A Model of Glial Scarring Analogous to the Environment of a Traumatically Injured Spinal Cord Using Kainate

Objective To develop an in vitro model analogous to the environment of traumatic spinal cord injury (SCI), the authors evaluated change of astrogliosis following treatments with kainate and/or scratch, and degree of neurite outgrowth after treatment with a kainate inhibitor. Methods Astrocytes were obtained from the rat spinal cord. Then, 99% of the cells were confirmed to be GFAP-positive astrocytes. For chemical injury, the cells were treated with kainate at different concentrations (10, 50 or 100 mu M). For mechanical injury, two kinds of uniform scratches were made using a plastic pipette tip by removing strips of cells. For combined injury (S/K), scratch and kainate were provided. Cord neurons from rat embryos were plated onto culture plates immediately after the three kinds of injuries and some cultures were treated with a kainate inhibitor.

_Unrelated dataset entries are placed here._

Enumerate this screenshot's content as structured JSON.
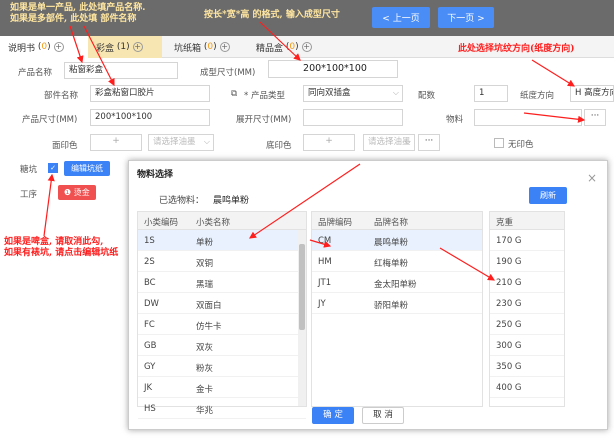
{
  "annotations": {
    "top_left_line1": "如果是单一产品, 此处填产品名称.",
    "top_left_line2": "如果是多部件, 此处填 部件名称",
    "size_hint": "按长*宽*高 的格式, 输入成型尺寸",
    "grain_hint": "此处选择坑纹方向(纸度方向)",
    "pit_hint_line1": "如果是啤盒, 请取消此勾,",
    "pit_hint_line2": "如果有裱坑, 请点击编辑坑纸"
  },
  "nav": {
    "prev": "< 上一页",
    "next": "下一页 >"
  },
  "tabs": [
    {
      "label": "说明书",
      "count": "0"
    },
    {
      "label": "彩盒",
      "count": "1"
    },
    {
      "label": "坑纸箱",
      "count": "0"
    },
    {
      "label": "精品盒",
      "count": "0"
    }
  ],
  "form": {
    "product_name_label": "产品名称",
    "product_name_value": "粘窗彩盒",
    "formed_size_label": "成型尺寸(MM)",
    "formed_size_value": "200*100*100",
    "part_name_label": "部件名称",
    "part_name_value": "彩盒粘窗口胶片",
    "product_type_label": "* 产品类型",
    "product_type_value": "同向双插盒",
    "match_count_label": "配数",
    "match_count_value": "1",
    "grain_label": "纸度方向",
    "grain_value": "H 高度方向",
    "product_size_label": "产品尺寸(MM)",
    "product_size_value": "200*100*100",
    "unfold_size_label": "展开尺寸(MM)",
    "unfold_size_value": "",
    "material_label": "物料",
    "material_value": "",
    "dots": "···",
    "face_color_label": "面印色",
    "face_plus": "+",
    "face_ink_placeholder": "请选择油墨",
    "bottom_color_label": "底印色",
    "bottom_plus": "+",
    "bottom_ink_placeholder": "请选择油墨",
    "no_print_label": "无印色",
    "pit_label": "糖坑",
    "edit_pit_button": "编辑坑纸",
    "process_label": "工序",
    "process_tag": "烫金"
  },
  "dialog": {
    "title": "物料选择",
    "selected_label": "已选物料：",
    "selected_value": "晨鸣单粉",
    "refresh": "刷新",
    "close": "×",
    "cat_headers": [
      "小类编码",
      "小类名称"
    ],
    "categories": [
      [
        "1S",
        "单粉"
      ],
      [
        "2S",
        "双铜"
      ],
      [
        "BC",
        "黑瑞"
      ],
      [
        "DW",
        "双面白"
      ],
      [
        "FC",
        "仿牛卡"
      ],
      [
        "GB",
        "双灰"
      ],
      [
        "GY",
        "粉灰"
      ],
      [
        "JK",
        "金卡"
      ],
      [
        "HS",
        "华兆"
      ]
    ],
    "brand_headers": [
      "品牌编码",
      "品牌名称"
    ],
    "brands": [
      [
        "CM",
        "晨鸣单粉"
      ],
      [
        "HM",
        "红梅单粉"
      ],
      [
        "JT1",
        "金太阳单粉"
      ],
      [
        "JY",
        "骄阳单粉"
      ]
    ],
    "weight_header": "克重",
    "weights": [
      "170 G",
      "190 G",
      "210 G",
      "230 G",
      "250 G",
      "300 G",
      "350 G",
      "400 G"
    ],
    "ok": "确 定",
    "cancel": "取 消"
  }
}
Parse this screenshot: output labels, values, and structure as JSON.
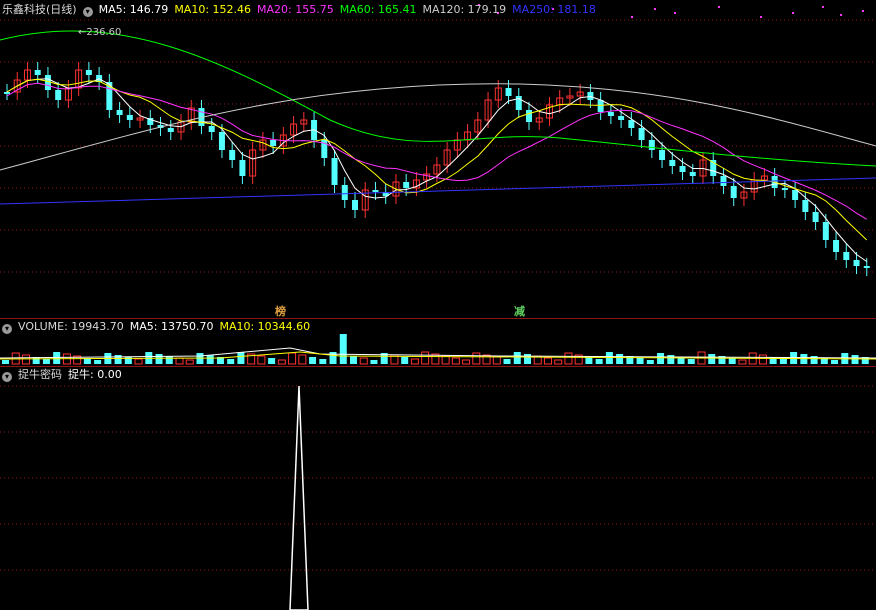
{
  "stock": {
    "name": "乐鑫科技(日线)",
    "ma": [
      {
        "label": "MA5: 146.79",
        "color": "#ffffff"
      },
      {
        "label": "MA10: 152.46",
        "color": "#ffff00"
      },
      {
        "label": "MA20: 155.75",
        "color": "#ff33ff"
      },
      {
        "label": "MA60: 165.41",
        "color": "#00ff00"
      },
      {
        "label": "MA120: 179.19",
        "color": "#cccccc"
      },
      {
        "label": "MA250: 181.18",
        "color": "#3333ff"
      }
    ],
    "high_label": "236.60",
    "badges": [
      {
        "text": "榜",
        "color": "#e0a040"
      },
      {
        "text": "减",
        "color": "#60d060"
      }
    ]
  },
  "volume": {
    "title": "VOLUME: 19943.70",
    "ma5": "MA5: 13750.70",
    "ma10": "MA10: 10344.60"
  },
  "indicator": {
    "name": "捉牛密码",
    "value": "捉牛: 0.00"
  },
  "colors": {
    "up": "#ff3232",
    "down": "#54ffff",
    "grid": "#8a1616",
    "background": "#000000"
  }
}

Results Astro-gliosis (glial fibrillary acidic protein [GFAP], vimentin, chondroitin sulfate proteoglycan [CSPG], rho-associated protein kinase [ROCK], and ephrin type-A receptor 4 [EphA4]) was most prominent after treatment with 50 mu M kainate and extensive scratch injury in terms of single arm (p<0.001) and in the S/K-induced injury model in view of single or combination (p<0.001). Neurite outgrowth in the seeded spinal cord (beta-III tubulin) was the least in the S/K-induced injury model (p<0.001) and this inhibition was reversed by the kainate inhibitor (p<0.001). Conclusion The current in vitro model combining scratch and kainate induced glial scarring and inhibitory molecules and restricted neurite outgrowth very strongly than either the mechanically or chemically-induced injury model; hence, it may be a useful tool for research on SCI.